4 Gründe, Warum Im Westen nichts Neues ein Antikriegsroman ist
Der Roman „Im Westen nichts Neues“ von Erich Maria Remarque aus dem Jahr 1928 wird von einer Vielzahl Literaturwissenschaftler als Antikriegsroman verstanden. Auch wenn der Autor selbst sein Werk nie öffentlich als solches bezeichnet hat, ist die Botschaft, die dieses mit sich bringt, eindeutig. Zu eindrucksvoll schildert der Protagonist, der als Soldat im ersten Weltkrieg tätig ist, seine Erlebnisse, die erschütternder nicht sein könnten und die dem Leser eine völlig einzigartige Sicht auf das Gefühlsleben der sogenannten verlorenen Generation liefern.
Inhalt
- 1 Warum ist Im Westen nichts Neues ein Antikriegsroman
- 1.1 Der ersehnte Heimataufenthalt bringt Einsicht
- 1.2 Der Krieg ist wie eine völlig neue und grausame Welt
- 1.3 Der Mensch als Solches ist im Krieg lediglich eine Maschine ohne weiteren Wert
- 1.4 Der Protagonist liefert Lesern einen eindrucksvollen Einblick in die Gefühls- und Gedankenwelt der damaligen Soldaten
Warum ist Im Westen nichts Neues ein Antikriegsroman
Der Roman „Im Westen nichts Neues„, der 1928 von Erich Maria Remarque verfasst wurde, zählt zu den bekanntesten Antikriegsromanen aller Zeiten. Eindrucksvoll schildert Remarque hierbei die Schattenseiten, die der erste Weltkrieg mit sich brachte – so eindrucksvoll, dass das Buch unter dem NS-Regime sogar verboten wurde. Unter Joseph Goebbels, dem Gauleiter der NSDAP, wurden im Mai 1933 zahlreiche Exemplare des Werks verbrannt, das Buch an sich verboten und auch der dazugehörige Film wegen „Schädigung des deutschen Ansehens im Ausland“ eingestellt.
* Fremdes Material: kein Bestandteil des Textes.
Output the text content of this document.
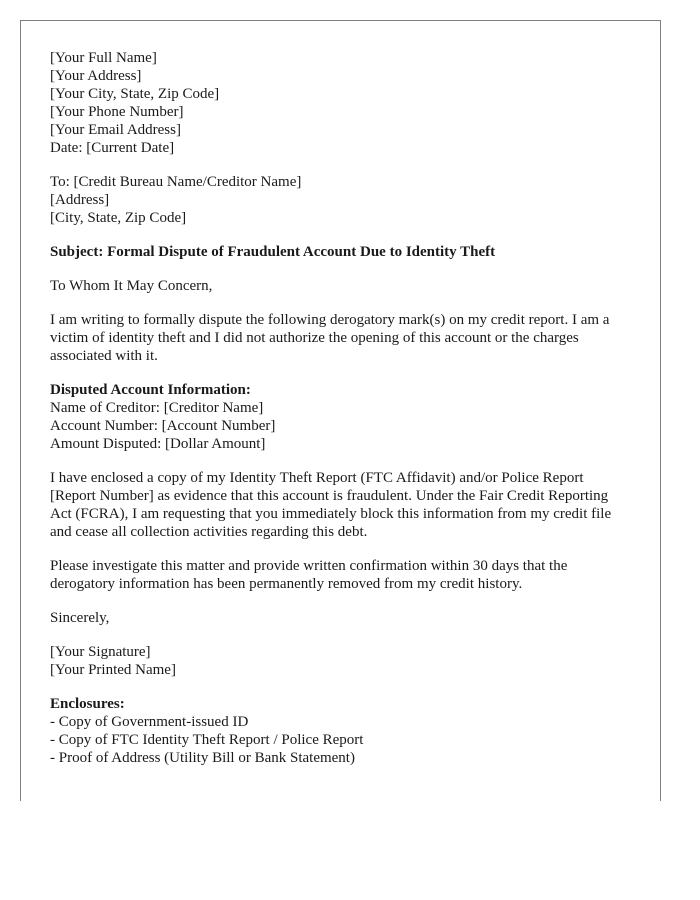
[Your Full Name]
[Your Address]
[Your City, State, Zip Code]
[Your Phone Number]
[Your Email Address]
Date: [Current Date]
To: [Credit Bureau Name/Creditor Name]
[Address]
[City, State, Zip Code]

Subject: Formal Dispute of Fraudulent Account Due to Identity Theft

To Whom It May Concern,

I am writing to formally dispute the following derogatory mark(s) on my credit report. I am a victim of identity theft and I did not authorize the opening of this account or the charges associated with it.

Disputed Account Information:
Name of Creditor: [Creditor Name]
Account Number: [Account Number]
Amount Disputed: [Dollar Amount]

I have enclosed a copy of my Identity Theft Report (FTC Affidavit) and/or Police Report [Report Number] as evidence that this account is fraudulent. Under the Fair Credit Reporting Act (FCRA), I am requesting that you immediately block this information from my credit file and cease all collection activities regarding this debt.

Please investigate this matter and provide written confirmation within 30 days that the derogatory information has been permanently removed from my credit history.

Sincerely,

[Your Signature]
[Your Printed Name]
Enclosures:
- Copy of Government-issued ID
- Copy of FTC Identity Theft Report / Police Report
- Proof of Address (Utility Bill or Bank Statement)
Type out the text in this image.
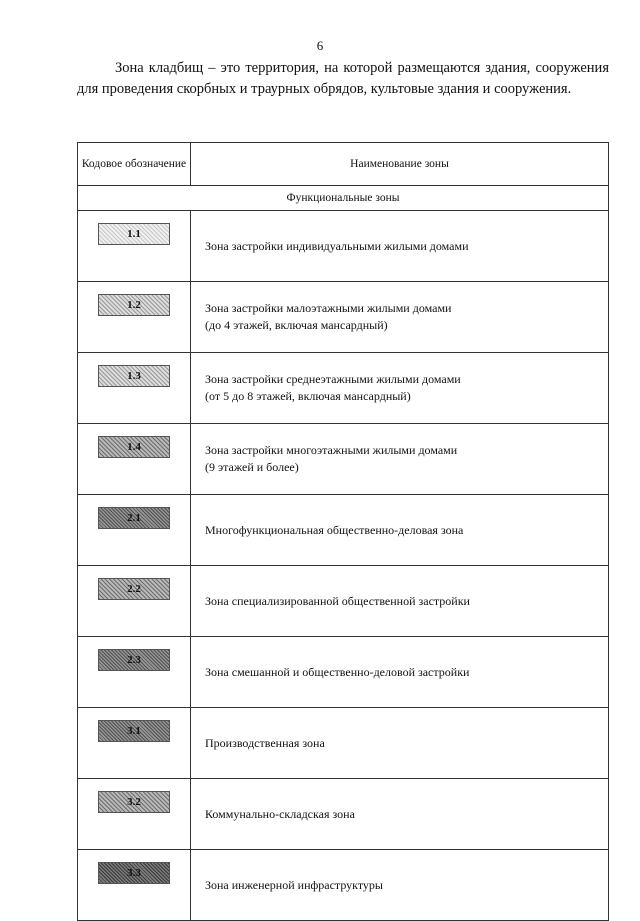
6

Зона кладбищ – это территория, на которой размещаются здания, сооружения для проведения скорбных и траурных обрядов, культовые здания и сооружения.

Кодовое обозначение	Наименование зоны
Функциональные зоны	
1.1	Зона застройки индивидуальными жилыми домами

1.2	Зона застройки малоэтажными жилыми домами
(до 4 этажей, включая мансардный)

1.3	Зона застройки среднеэтажными жилыми домами
(от 5 до 8 этажей, включая мансардный)

1.4	Зона застройки многоэтажными жилыми домами
(9 этажей и более)

2.1	Многофункциональная общественно-деловая зона

2.2	Зона специализированной общественной застройки

2.3	Зона смешанной и общественно-деловой застройки

3.1	Производственная зона

3.2	Коммунально-складская зона

3.3	Зона инженерной инфраструктуры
Das tat dem Erfolg des Buches jedoch keinen Abbruch. Schon im Vorfeld erlangte es internationales Aufsehen und wurde nur ein Jahr nach Veröffentlichung bereits millionenfach verkauft. Auch der auf dem Buch von Remarque basierenden Film des Regisseurs Lewis Milestone weckte in erster Linie positive Resonanzen und wird ebenfalls als Meisterwerk der Filmgeschichte gefeiert – zumindest von Gegnern des NS-Regimes und allen anderen Kriegs-Kritikern auch. Nicht umsonst gilt das Werk schließlich als Antikriegsroman schlechthin.
Der ersehnte Heimataufenthalt bringt Einsicht
Aus Sicht des erst 19-jährigen Paul Bäumer beschreibt Remarque in seinem Roman, wie es ist, in den Krieg zu ziehen. Als Soldat an der Westfront im ersten Weltkrieg lernt Bäumer dabei schnell, welche Werte im Krieg gelten, worauf es zu achten gilt und wie er sich am besten gegen Feinde verteidigt. Während der Ruhestellung an der Front schweifen die Gedanken des jungen Soldaten dabei immer wieder zurück zu seiner Schulzeit und damit auch zu den Beginn seines Soldatendaseins. Niemand anders als sein Lehrer war es, der seine gesamte Klasse und damit auch ihn mithilfe seiner patriotischen Reden dazu brachte, in den Krieg einzuziehen.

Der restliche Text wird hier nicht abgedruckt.